Dal 15 al 18 aprile torna a Venezia e nelle isole la manifestazione Atelier Aperti, l’iniziativa dedicata alla valorizzazione della produzione artigianale e degli studi creativi giunta alla sua decima edizione. Il programma di quest’anno prevede 115 appuntamenti distribuiti in 55 sedi diverse, tra cui laboratori e atelier che apriranno le porte al pubblico per mostrare i processi produttivi attraverso convegni, mostre e itinerari dedicati.
Tra i luoghi coinvolti figura Casa Michelotto Pastor, progettata dagli architetti Valeriano Pastor e Michelina Michelotto, oggi sede dell’omonima associazione.
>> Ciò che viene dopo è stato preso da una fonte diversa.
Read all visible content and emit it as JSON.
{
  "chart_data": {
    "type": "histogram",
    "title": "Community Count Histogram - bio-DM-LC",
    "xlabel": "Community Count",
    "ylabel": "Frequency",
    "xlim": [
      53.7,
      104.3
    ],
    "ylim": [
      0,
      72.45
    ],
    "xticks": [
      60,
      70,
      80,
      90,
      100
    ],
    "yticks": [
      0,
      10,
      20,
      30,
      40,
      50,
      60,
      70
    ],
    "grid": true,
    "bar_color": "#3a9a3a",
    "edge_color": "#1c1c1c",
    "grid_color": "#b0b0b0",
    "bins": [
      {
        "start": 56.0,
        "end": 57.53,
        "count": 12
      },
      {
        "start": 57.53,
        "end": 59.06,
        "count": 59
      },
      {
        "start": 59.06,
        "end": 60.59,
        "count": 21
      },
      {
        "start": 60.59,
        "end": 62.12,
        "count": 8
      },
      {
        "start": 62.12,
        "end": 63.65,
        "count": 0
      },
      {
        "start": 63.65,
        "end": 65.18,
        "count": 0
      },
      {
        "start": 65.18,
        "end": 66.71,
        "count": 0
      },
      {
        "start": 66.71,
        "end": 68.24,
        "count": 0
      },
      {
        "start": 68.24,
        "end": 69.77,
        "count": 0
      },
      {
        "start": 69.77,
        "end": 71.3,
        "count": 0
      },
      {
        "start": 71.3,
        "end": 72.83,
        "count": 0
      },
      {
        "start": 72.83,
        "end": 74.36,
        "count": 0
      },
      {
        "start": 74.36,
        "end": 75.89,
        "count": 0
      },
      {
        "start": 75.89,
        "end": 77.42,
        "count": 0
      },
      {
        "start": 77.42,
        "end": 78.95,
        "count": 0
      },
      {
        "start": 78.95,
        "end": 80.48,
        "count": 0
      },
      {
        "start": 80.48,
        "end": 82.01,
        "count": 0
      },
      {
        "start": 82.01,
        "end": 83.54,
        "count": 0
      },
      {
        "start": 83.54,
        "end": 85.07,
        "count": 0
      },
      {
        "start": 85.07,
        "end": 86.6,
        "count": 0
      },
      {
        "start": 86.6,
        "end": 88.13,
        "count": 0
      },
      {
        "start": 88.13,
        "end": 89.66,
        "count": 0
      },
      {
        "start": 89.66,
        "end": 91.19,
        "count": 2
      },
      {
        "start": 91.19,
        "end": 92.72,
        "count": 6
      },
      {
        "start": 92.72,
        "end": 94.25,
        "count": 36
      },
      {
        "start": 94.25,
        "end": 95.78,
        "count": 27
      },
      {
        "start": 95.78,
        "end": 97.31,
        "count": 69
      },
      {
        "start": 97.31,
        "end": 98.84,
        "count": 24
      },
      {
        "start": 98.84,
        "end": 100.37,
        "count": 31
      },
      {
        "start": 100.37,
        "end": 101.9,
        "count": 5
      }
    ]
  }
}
L’edizione 2026 documenta inoltre l’apertura di nuovi centri creativi come lo Studio Scarì, situato negli spazi della storica Falegnameria Capovilla, visitabile sabato 18 aprile.
Il settore dell’artigianato si estende con nuove realtà nell’area della Giudecca, dove operano laboratori focalizzati sulla cesteria con Mo’s Trocitos, sul vetro riciclabile di Murania e sulla lavorazione del plexiglass riciclato di MiGa Design. Complessivamente, il percorso comprende venticinque tappe tra boutique di moda, gioielleria e accessori. La mappa degli eventi segnala infine il consolidamento di distretti produttivi specifici come lo Spazio CO-Making alla Giudecca e il polo degli Studi Aperti nel sestiere di Castello.